We are a country of 30-million hectares of rich and fertile soil and awash with water, yet we could not even produce enough food for ourselves.
Check this out:
Israel has an area of 2.2-million hectares, mostly arid and desert land, with a few rivers and only about three or four rainfalls every year.
Yet, they produce food more than what they need so they export to nearby countries and also to Europe.
The difference?
They value what they do not have while we squander what we have in abundance – Water!
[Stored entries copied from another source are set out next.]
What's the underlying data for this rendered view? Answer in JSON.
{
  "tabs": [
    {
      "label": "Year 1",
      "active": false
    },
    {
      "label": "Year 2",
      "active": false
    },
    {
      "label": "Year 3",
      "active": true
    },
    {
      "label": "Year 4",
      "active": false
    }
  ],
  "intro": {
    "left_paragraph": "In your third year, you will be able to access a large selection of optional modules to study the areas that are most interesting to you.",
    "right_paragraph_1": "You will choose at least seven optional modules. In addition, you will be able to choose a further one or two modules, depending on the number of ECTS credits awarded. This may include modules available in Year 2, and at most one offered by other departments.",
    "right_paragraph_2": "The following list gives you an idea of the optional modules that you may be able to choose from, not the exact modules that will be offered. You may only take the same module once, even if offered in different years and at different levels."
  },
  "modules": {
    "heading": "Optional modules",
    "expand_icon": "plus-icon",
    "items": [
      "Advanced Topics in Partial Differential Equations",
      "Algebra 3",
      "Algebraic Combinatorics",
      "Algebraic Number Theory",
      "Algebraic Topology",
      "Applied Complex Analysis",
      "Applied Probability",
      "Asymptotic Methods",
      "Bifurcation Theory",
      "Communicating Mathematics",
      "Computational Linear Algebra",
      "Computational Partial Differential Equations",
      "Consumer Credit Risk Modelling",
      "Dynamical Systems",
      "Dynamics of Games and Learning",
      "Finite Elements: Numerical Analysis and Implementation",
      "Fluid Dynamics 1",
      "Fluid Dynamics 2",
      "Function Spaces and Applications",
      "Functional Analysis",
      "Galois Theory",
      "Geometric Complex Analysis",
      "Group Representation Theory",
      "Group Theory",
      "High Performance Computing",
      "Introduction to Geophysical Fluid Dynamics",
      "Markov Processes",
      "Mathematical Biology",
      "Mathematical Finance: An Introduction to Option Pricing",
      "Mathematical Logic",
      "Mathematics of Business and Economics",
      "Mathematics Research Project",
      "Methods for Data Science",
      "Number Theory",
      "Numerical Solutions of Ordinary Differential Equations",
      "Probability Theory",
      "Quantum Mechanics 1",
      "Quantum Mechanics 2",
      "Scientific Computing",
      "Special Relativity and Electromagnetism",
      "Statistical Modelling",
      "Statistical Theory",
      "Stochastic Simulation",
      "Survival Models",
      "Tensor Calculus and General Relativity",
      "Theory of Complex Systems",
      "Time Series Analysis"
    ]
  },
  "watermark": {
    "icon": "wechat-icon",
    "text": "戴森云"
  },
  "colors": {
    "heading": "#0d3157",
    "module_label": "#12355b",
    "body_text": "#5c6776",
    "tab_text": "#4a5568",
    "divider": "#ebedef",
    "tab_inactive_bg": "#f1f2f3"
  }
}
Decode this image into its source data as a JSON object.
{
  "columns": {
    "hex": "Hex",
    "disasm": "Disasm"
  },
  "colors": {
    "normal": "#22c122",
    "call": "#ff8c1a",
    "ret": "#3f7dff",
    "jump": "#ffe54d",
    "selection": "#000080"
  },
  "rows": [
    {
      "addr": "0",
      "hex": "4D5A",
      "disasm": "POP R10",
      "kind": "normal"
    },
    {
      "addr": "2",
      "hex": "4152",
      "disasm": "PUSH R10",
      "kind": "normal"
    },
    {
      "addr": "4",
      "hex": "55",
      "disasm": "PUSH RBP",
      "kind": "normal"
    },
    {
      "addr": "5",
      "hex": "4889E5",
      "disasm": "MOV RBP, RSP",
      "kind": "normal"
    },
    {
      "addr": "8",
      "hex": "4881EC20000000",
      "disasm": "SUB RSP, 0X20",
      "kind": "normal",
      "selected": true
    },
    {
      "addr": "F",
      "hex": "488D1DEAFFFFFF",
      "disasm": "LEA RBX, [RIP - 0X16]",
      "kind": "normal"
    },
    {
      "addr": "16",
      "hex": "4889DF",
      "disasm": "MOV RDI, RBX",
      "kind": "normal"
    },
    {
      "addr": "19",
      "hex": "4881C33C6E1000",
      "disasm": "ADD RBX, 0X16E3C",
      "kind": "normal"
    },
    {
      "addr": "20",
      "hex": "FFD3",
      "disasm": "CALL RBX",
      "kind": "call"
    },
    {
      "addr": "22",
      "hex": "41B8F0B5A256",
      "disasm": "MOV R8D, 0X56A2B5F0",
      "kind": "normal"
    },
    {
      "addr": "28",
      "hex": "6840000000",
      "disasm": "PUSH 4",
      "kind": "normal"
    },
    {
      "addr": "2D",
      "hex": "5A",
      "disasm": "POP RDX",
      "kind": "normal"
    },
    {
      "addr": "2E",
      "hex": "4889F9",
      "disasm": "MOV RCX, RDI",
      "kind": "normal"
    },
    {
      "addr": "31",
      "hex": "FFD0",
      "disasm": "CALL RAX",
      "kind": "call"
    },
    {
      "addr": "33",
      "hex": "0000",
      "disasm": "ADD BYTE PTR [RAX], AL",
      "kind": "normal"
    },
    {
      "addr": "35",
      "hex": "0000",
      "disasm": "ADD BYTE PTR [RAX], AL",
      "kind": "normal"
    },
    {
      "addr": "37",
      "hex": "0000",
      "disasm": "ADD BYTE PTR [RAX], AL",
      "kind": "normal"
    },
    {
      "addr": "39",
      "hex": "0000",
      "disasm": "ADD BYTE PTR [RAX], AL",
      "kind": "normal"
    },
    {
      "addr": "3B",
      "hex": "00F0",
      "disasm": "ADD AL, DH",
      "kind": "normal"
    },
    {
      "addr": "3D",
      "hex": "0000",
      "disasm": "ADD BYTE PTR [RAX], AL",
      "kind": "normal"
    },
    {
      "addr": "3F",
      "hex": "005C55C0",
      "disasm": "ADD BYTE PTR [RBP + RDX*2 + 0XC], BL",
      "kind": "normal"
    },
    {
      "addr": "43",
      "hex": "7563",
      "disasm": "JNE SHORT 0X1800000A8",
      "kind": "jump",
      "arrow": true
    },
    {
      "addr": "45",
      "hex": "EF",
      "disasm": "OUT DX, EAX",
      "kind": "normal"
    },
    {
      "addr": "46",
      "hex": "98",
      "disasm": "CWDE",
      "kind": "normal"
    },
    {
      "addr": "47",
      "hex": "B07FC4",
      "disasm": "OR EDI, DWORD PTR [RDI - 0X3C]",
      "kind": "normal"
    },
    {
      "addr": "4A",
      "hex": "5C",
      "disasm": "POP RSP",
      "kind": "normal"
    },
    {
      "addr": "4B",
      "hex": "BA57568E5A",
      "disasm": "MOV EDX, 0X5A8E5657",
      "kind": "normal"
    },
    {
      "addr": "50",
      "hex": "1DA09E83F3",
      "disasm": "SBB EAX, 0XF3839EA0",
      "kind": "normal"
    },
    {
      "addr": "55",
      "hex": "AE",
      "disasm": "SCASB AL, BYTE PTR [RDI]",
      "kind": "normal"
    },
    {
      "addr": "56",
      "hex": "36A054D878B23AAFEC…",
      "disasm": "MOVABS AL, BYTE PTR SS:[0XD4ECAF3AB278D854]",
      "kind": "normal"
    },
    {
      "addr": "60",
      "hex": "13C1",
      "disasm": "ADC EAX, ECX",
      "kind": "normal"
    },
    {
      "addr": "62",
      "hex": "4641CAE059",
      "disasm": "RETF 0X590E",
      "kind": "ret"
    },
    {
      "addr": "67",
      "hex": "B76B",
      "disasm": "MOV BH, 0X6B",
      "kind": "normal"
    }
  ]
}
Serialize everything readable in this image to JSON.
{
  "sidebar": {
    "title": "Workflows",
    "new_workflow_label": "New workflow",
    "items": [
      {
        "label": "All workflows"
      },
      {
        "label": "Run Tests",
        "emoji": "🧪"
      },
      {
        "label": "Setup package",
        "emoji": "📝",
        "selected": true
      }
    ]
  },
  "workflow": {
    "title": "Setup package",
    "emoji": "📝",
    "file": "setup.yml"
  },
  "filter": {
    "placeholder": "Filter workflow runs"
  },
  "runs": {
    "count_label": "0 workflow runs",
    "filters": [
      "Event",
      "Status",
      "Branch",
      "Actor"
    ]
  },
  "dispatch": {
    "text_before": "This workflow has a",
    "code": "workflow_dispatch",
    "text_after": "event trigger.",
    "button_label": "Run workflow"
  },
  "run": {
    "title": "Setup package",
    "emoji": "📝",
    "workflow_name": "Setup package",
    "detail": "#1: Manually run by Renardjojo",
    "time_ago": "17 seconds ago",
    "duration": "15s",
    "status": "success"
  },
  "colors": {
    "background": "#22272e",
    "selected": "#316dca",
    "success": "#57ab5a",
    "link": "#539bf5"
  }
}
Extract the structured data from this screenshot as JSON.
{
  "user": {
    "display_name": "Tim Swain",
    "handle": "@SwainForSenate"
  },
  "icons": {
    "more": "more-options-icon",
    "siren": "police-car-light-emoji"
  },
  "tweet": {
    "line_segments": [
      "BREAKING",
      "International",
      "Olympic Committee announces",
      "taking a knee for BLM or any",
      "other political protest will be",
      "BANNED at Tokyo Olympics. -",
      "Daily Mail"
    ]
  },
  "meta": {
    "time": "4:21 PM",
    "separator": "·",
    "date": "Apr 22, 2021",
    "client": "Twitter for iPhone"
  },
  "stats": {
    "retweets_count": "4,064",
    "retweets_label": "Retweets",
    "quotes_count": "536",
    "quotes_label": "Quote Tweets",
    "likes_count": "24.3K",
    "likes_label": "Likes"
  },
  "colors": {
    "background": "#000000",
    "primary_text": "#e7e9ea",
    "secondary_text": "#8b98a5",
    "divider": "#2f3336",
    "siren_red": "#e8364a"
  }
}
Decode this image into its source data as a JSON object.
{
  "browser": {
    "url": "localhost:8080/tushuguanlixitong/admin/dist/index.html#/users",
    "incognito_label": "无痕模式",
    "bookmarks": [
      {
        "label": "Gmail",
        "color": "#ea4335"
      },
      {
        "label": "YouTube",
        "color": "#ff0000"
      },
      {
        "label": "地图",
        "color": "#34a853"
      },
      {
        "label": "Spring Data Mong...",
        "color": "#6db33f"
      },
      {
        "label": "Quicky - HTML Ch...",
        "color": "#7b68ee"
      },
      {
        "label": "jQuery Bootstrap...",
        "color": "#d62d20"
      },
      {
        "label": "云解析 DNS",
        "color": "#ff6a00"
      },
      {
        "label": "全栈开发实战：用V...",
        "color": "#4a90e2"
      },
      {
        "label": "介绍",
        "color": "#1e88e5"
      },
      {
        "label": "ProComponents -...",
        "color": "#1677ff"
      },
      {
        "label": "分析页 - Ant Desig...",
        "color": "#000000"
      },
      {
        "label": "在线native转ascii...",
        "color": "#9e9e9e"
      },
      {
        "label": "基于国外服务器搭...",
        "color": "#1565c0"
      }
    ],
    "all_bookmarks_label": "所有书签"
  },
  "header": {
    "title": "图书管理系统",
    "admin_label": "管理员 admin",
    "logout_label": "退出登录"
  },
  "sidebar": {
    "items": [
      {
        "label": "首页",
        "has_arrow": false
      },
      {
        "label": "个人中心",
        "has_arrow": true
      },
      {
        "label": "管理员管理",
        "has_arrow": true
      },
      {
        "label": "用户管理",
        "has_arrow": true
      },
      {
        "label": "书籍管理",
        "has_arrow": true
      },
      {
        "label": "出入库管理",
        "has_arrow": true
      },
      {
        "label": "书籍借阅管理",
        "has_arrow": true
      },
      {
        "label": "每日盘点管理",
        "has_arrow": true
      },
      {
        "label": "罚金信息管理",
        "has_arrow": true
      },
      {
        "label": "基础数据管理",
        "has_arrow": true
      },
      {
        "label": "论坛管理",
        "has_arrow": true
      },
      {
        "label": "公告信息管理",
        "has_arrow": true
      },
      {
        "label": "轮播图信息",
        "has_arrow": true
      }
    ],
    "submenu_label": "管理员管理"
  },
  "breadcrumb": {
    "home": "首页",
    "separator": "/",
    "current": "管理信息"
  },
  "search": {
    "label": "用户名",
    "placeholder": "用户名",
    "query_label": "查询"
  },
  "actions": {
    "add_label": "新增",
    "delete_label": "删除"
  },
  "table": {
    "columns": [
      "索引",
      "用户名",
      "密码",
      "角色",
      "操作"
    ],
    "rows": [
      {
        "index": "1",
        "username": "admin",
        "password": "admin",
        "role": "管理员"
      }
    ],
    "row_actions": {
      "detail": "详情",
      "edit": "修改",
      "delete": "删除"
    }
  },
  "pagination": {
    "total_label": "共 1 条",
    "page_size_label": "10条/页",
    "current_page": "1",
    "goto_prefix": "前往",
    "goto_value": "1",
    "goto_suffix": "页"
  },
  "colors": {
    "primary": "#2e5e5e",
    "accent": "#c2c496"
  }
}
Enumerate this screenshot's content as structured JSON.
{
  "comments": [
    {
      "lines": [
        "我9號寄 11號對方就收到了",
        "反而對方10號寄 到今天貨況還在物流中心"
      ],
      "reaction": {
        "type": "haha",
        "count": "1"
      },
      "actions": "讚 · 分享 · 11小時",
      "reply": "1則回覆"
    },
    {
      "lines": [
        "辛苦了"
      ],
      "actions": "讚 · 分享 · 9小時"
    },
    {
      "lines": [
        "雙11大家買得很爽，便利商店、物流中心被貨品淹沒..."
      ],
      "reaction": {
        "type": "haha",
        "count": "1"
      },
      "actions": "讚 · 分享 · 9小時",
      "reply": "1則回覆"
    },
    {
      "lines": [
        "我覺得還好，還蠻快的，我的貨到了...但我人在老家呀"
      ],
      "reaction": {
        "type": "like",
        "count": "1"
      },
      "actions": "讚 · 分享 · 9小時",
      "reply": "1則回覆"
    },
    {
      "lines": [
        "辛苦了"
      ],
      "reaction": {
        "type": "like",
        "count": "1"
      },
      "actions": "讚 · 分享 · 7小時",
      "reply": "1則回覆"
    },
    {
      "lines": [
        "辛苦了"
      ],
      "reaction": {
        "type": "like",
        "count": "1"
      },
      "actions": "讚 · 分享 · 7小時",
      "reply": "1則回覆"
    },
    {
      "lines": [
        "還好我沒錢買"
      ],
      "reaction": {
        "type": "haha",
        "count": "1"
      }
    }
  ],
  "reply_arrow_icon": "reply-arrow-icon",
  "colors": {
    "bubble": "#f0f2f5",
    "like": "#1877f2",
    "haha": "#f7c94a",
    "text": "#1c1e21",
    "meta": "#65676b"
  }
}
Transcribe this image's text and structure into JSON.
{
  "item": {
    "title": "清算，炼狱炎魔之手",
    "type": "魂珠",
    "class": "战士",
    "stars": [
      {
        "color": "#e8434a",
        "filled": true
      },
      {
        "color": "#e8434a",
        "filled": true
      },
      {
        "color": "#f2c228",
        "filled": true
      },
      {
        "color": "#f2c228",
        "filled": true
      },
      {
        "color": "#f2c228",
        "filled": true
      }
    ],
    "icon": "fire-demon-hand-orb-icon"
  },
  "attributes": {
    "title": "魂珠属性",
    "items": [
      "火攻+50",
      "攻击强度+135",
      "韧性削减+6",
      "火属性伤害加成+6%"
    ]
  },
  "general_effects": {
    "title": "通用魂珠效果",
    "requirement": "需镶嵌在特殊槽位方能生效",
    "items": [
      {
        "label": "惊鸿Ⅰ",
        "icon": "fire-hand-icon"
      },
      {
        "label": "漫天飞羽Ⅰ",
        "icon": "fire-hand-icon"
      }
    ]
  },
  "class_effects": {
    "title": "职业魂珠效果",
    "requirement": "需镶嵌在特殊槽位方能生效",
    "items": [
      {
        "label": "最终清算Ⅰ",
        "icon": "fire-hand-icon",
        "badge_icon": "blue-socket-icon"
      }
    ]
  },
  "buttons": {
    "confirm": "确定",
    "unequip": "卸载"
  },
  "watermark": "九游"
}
Israel has one of the most advanced Water Management and Conservation Programs that they even recycle water flushed from their toilets and make it potable, although it is just used for irrigation.
Us?
We allow water from our rivers and creeks to just flow to the ocean and blame God during El Niño and long droughts.
The El Niño will not hurt us if only we have a viable Water Management Program just as Israel, which virtually has drought all-year-round, has shown us.
A National Water Management and Conservation Program must be activated and funded to include forest conservation, watershed protection, small dams and water catchments and renewable and sustainable irrigation systems.
We have to address the Broken Window Syndrome which has long afflicted us and stunted our growth as a nation.
We have to learn to appreciate and utilize what God has given us.
The Philippines is one of the most blessed country in the world but we have to stop looking out through the Broken Window and look deep inside us.
Unless we do this, we will forever be a country of ironies.
#ConservePreserveWater!
#ProtectOurForestsWatersheds!
(Photos attached here were taken during my visit to the flooded plains of Agusan Valley in 2017 and the Kidapawan Massacre where farmers who asked for rice from government were shot and killed during a long drought in 2016. Photos of drought affected farms were downloaded from public websites.)